Ia menilai anggaran yang tersedia saat ini belum sepenuhnya memadai untuk menghadapi potensi karhutla yang terus berulang hampir setiap tahun di Kalimantan Barat. Selain persoalan anggaran, pemerintah juga dinilai perlu menyampaikan gambaran yang lebih terukur mengenai program serta kebutuhan penanganan di lapangan.
“Kalau saya lihat memang belum cukup. Kita juga belum mendapatkan gambaran secara detail program yang akan dijalankan untuk penanganan karhutla ini. Padahal ini kejadian yang hampir setiap tahun terjadi di Kalbar,” ujarnya.
Ritaudin menjelaskan, penetapan status bencana dapat menjadi salah satu dasar bagi pemerintah untuk melakukan penyesuaian anggaran melalui perubahan APBD. Menurutnya, peluang tersebut masih terbuka karena pembahasan anggaran perubahan Pemerintah Provinsi Kalbar masih berlangsung.

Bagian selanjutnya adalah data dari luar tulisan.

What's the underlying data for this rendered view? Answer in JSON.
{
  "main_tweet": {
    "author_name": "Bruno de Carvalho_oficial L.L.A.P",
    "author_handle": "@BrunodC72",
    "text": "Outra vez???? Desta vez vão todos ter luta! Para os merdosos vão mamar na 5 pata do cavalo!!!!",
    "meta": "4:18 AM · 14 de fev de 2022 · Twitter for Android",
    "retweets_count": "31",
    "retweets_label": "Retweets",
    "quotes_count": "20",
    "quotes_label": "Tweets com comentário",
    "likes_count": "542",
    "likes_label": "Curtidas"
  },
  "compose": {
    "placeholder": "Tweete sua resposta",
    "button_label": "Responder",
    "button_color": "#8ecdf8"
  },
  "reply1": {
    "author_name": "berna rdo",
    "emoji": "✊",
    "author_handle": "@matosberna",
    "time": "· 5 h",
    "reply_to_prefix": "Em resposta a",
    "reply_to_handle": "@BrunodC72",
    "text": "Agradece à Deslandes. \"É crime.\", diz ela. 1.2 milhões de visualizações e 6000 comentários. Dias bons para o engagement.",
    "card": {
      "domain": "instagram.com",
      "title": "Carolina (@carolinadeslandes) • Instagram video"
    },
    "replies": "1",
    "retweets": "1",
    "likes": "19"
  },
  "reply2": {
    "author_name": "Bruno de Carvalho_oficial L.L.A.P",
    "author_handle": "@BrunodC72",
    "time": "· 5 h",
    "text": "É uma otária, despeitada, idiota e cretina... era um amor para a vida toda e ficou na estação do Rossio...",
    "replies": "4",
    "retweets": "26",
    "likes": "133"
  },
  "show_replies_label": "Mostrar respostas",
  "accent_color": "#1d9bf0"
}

“Kalau status bencana sudah ditetapkan, otomatis pemerintah punya dasar untuk menggeser atau menambah anggaran. Saat ini masih dalam pembahasan anggaran perubahan dan KUA-PPAS juga belum ditetapkan, jadi belum terlambat,” jelasnya.
Ia kemudian mengingatkan pola penanganan yang pernah dilakukan pemerintah ketika menghadapi pandemi COVID-19. Saat itu, pemerintah melakukan refocusing anggaran untuk memprioritaskan penanganan kondisi darurat.

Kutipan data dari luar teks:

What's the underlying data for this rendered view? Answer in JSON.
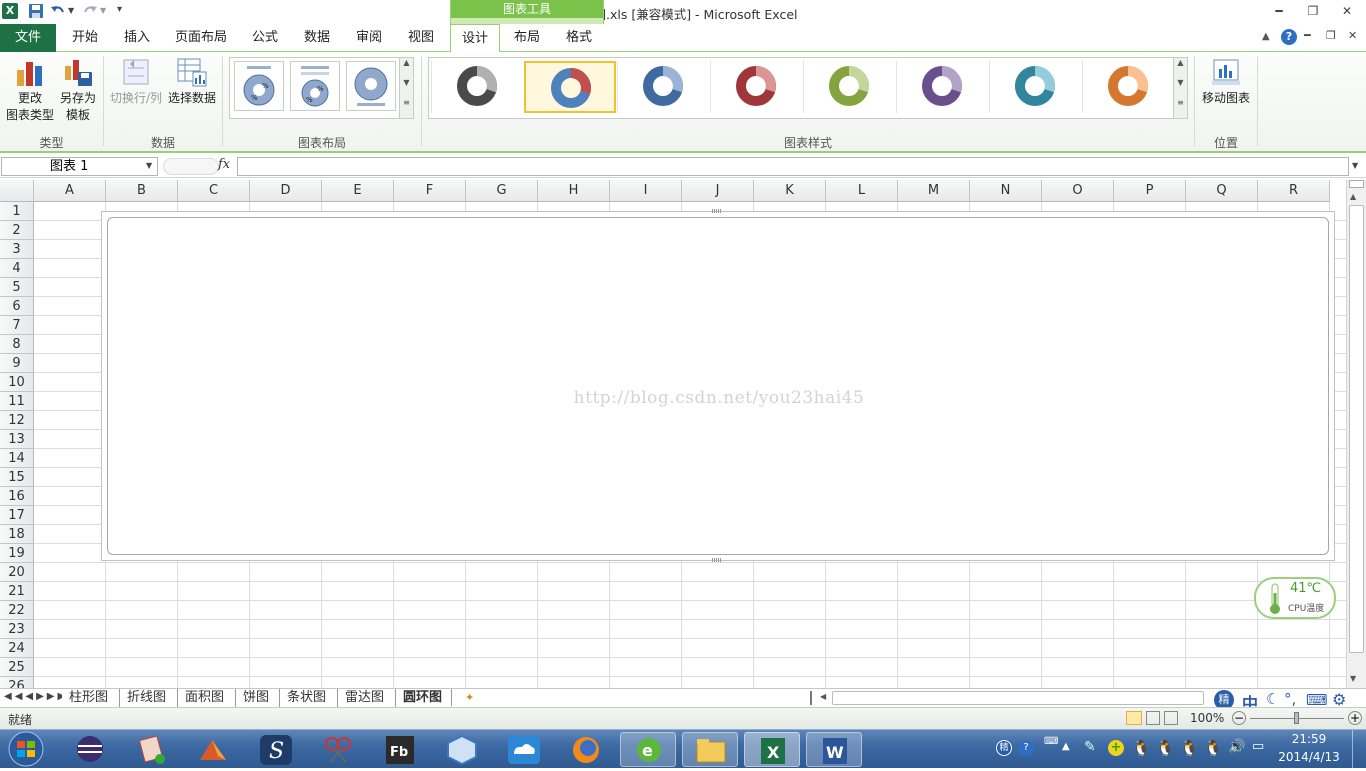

“Seperti waktu COVID dulu. Setelah ditetapkan sebagai bencana, anggaran yang tidak terlalu urgen bisa dialihkan untuk fokus menangani kondisi darurat yang terjadi,” katanya.
Menurutnya, pola tersebut dapat menjadi salah satu pertimbangan apabila kondisi karhutla saat ini memang membutuhkan penanganan luar biasa dan dukungan anggaran yang lebih besar.
Di sisi lain, Ritaudin menilai penanganan karhutla tidak boleh hanya berfokus ketika api telah meluas. Pemerintah bersama Satgas Karhutla perlu memperkuat langkah pencegahan dengan memanfaatkan data wilayah yang memiliki tingkat kerawanan tinggi.
“Kalau Satgas sudah terbentuk, harusnya sudah ada data titik-titik lokasi pembukaan lahan di setiap kabupaten dan kota. Dengan begitu antisipasi bisa dilakukan lebih awal,” ujarnya.
Ia juga meminta aparat penegak hukum tidak ragu memberikan sanksi tegas terhadap perusahaan yang terbukti melakukan pembakaran lahan. Penegakan hukum dinilai penting untuk memberikan efek jera sekaligus mencegah terulangnya kasus serupa.
“Kalau perusahaan terbukti melakukan pembakaran lahan, sanksinya harus tegas. Bila perlu dicabut izinnya agar ada efek jera,” tegasnya.
Sementara terhadap masyarakat maupun petani yang melakukan pembukaan lahan sesuai ketentuan dalam peraturan daerah, Ritaudin menilai pemerintah perlu mengedepankan pendekatan pendampingan dan pengawasan.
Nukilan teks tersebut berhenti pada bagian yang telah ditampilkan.